The media cache maintains at most one Necko channel for each stream. (In the future it might be advantageous to relax this, e.g. so that a seek to near the end of the file can happen without disturbing the loading of data from the beginning of the file.) The Necko channel is managed through nsMediaChannelStream; nsMediaCache does not depend on Necko directly.
Every time something changes that might affect whether we want to read from a Necko channel, or whether we want to seek on the Necko channel --- such as data arriving or data being consumed by the decoder --- we asynchronously trigger nsMediaCache::Update on the main thread. That method implements most cache policy. It evaluates for each stream whether we want to suspend or resume the stream and what offset we should seek to, if any. It is also responsible for trimming back the cache size to its desired limit by moving overflowing blocks into the main part of the cache. The policy mechanism is fairly simple and stateless; it examines the current state of the cache and of all consumers, and decides what each stream should do at this moment (i.e., should the stream be trying to read data and if so, at what offset should it be trying to read).

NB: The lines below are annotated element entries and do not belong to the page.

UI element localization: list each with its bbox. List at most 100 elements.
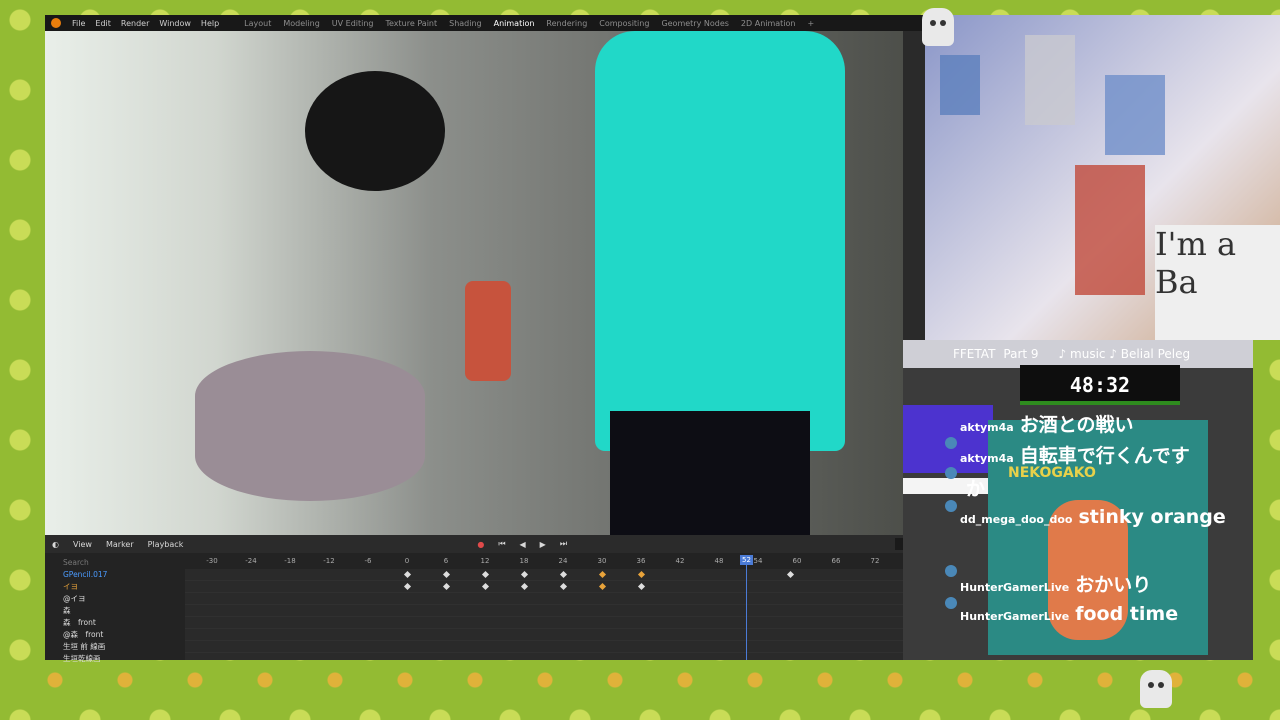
menu-window[interactable]: Window <box>154 19 196 28</box>
ruler-tick: 42 <box>675 557 685 565</box>
webcam-kitchen-video <box>45 31 903 550</box>
menu-help[interactable]: Help <box>196 19 224 28</box>
overlay-label: FFETAT <box>953 347 996 361</box>
tab-2d-animation[interactable]: 2D Animation <box>735 19 802 28</box>
chat-message: HunterGamerLive おかいり <box>960 570 1151 597</box>
timeline-menu-marker[interactable]: Marker <box>99 540 141 549</box>
chat-message: HunterGamerLive food time <box>960 603 1178 625</box>
blender-topbar: File Edit Render Window Help Layout Mode… <box>45 15 925 31</box>
channel-search-input[interactable]: Search <box>45 557 185 569</box>
blender-logo-icon[interactable] <box>51 18 61 28</box>
ruler-tick: 48 <box>714 557 724 565</box>
tab-geometry-nodes[interactable]: Geometry Nodes <box>655 19 734 28</box>
person-pants <box>610 411 810 550</box>
chat-username: HunterGamerLive <box>960 610 1070 623</box>
record-icon[interactable]: ● <box>470 540 491 549</box>
chat-username: dd_mega_doo_doo <box>960 513 1073 526</box>
person-shirt <box>595 31 845 451</box>
timer-progress-bar <box>1020 401 1180 405</box>
timeline-menu-view[interactable]: View <box>66 540 99 549</box>
add-workspace-button[interactable]: + <box>802 19 821 28</box>
stream-timer: 48:32 <box>1020 365 1180 405</box>
mascot-bottom-icon <box>1140 670 1172 708</box>
ruler-tick: 0 <box>404 557 410 565</box>
chat-text: stinky orange <box>1078 506 1226 528</box>
tab-shading[interactable]: Shading <box>443 19 488 28</box>
drink-can <box>465 281 511 381</box>
chat-username: aktym4a <box>960 421 1014 434</box>
ruler-tick: 36 <box>636 557 646 565</box>
menu-render[interactable]: Render <box>116 19 154 28</box>
chat-text: おかいり <box>1075 574 1152 596</box>
channel-row[interactable]: @イヨ <box>45 593 185 605</box>
jump-start-icon[interactable]: ⏮ <box>491 539 512 549</box>
tab-layout[interactable]: Layout <box>238 19 277 28</box>
tab-rendering[interactable]: Rendering <box>540 19 593 28</box>
tab-modeling[interactable]: Modeling <box>277 19 325 28</box>
mascot-top-icon <box>922 8 954 46</box>
ruler-tick: -18 <box>284 557 296 565</box>
tab-uv-editing[interactable]: UV Editing <box>326 19 380 28</box>
keyframe-area[interactable] <box>185 569 925 660</box>
chat-message: dd_mega_doo_doo stinky orange <box>960 506 1226 528</box>
chat-badge-icon <box>945 565 957 577</box>
ruler-tick: 54 <box>753 557 763 565</box>
channel-row[interactable]: 生垣 前 線画 <box>45 641 185 653</box>
channel-row[interactable]: 森 <box>45 605 185 617</box>
editor-type-icon[interactable]: ◐ <box>45 540 66 549</box>
channel-row[interactable]: イヨ <box>45 581 185 593</box>
jump-end-icon[interactable]: ⏭ <box>553 539 574 549</box>
channel-row[interactable]: @森 front <box>45 629 185 641</box>
wall-poster <box>1025 35 1075 125</box>
paper-sign: I'm a Ba <box>1155 225 1280 340</box>
play-icon[interactable]: ▶ <box>533 540 553 549</box>
menu-edit[interactable]: Edit <box>90 19 116 28</box>
wall-poster <box>1075 165 1145 295</box>
ruler-tick: -6 <box>364 557 372 565</box>
channel-list: Search GPencil.017 イヨ @イヨ 森 森 front @森 f… <box>45 557 185 663</box>
ruler-tick: -12 <box>323 557 335 565</box>
frame-ruler[interactable]: -30 -24 -18 -12 -6 0 6 12 18 24 30 36 42… <box>185 557 925 567</box>
chat-message: aktym4a お酒との戦い <box>960 410 1134 437</box>
menu-file[interactable]: File <box>67 19 90 28</box>
chat-username: HunterGamerLive <box>960 581 1070 594</box>
ruler-tick: -30 <box>206 557 218 565</box>
playhead-frame-label[interactable]: 52 <box>740 555 753 565</box>
channel-row[interactable]: GPencil.017 <box>45 569 185 581</box>
chat-badge-icon <box>945 597 957 609</box>
part-label: Part 9 <box>1003 347 1039 361</box>
timeline-header: ◐ View Marker Playback ● ⏮ ◀ ▶ ⏭ <box>45 535 925 553</box>
music-label: ♪ music ♪ Belial Peleg <box>1058 347 1191 361</box>
channel-row[interactable]: 森 front <box>45 617 185 629</box>
chat-username: aktym4a <box>960 452 1014 465</box>
ruler-tick: 72 <box>870 557 880 565</box>
chat-text: food time <box>1075 603 1179 625</box>
wall-poster <box>940 55 980 115</box>
room-camera-feed: I'm a Ba <box>925 15 1280 340</box>
ruler-tick: 66 <box>831 557 841 565</box>
chat-text: お酒との戦い <box>1019 414 1134 436</box>
ruler-tick: 18 <box>519 557 529 565</box>
chat-text: か <box>966 478 986 500</box>
play-reverse-icon[interactable]: ◀ <box>513 540 533 549</box>
ruler-tick: 6 <box>443 557 449 565</box>
ruler-tick: 24 <box>558 557 568 565</box>
tab-texture-paint[interactable]: Texture Paint <box>380 19 444 28</box>
blender-window: File Edit Render Window Help Layout Mode… <box>45 15 931 663</box>
tab-animation[interactable]: Animation <box>488 19 541 28</box>
tab-compositing[interactable]: Compositing <box>593 19 655 28</box>
ruler-tick: 30 <box>597 557 607 565</box>
chat-text: 自転車で行くんです <box>1019 445 1190 467</box>
ruler-tick: -24 <box>245 557 257 565</box>
chat-badge-icon <box>945 437 957 449</box>
chat-badge-icon <box>945 467 957 479</box>
channel-row[interactable]: 生垣乾線画 <box>45 653 185 665</box>
chat-message: か <box>960 474 985 501</box>
music-ticker: FFETAT Part 9 ♪ music ♪ Belial Peleg <box>903 340 1253 368</box>
cooking-pot <box>195 351 425 501</box>
chat-badge-icon <box>945 500 957 512</box>
wall-poster <box>1105 75 1165 155</box>
ruler-tick: 60 <box>792 557 802 565</box>
timeline-menu-playback[interactable]: Playback <box>141 540 191 549</box>
playhead-line[interactable] <box>746 557 747 660</box>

Streams can be opened in non-seekable mode. In non-seekable mode, the cache will only call nsMediaChannelStream::CacheClientSeek with a 0 offset. The cache tries hard not to discard readahead data for non-seekable streams, since that could trigger a potentially disastrous re-read of the entire stream. It's up to cache clients to try to avoid requesting seeks on such streams.
The media cache is primarily designed to support HTML5 media elements, but potentially it could be useful in other places where we want a mix of random and sequential access to large files accessed over HTTP.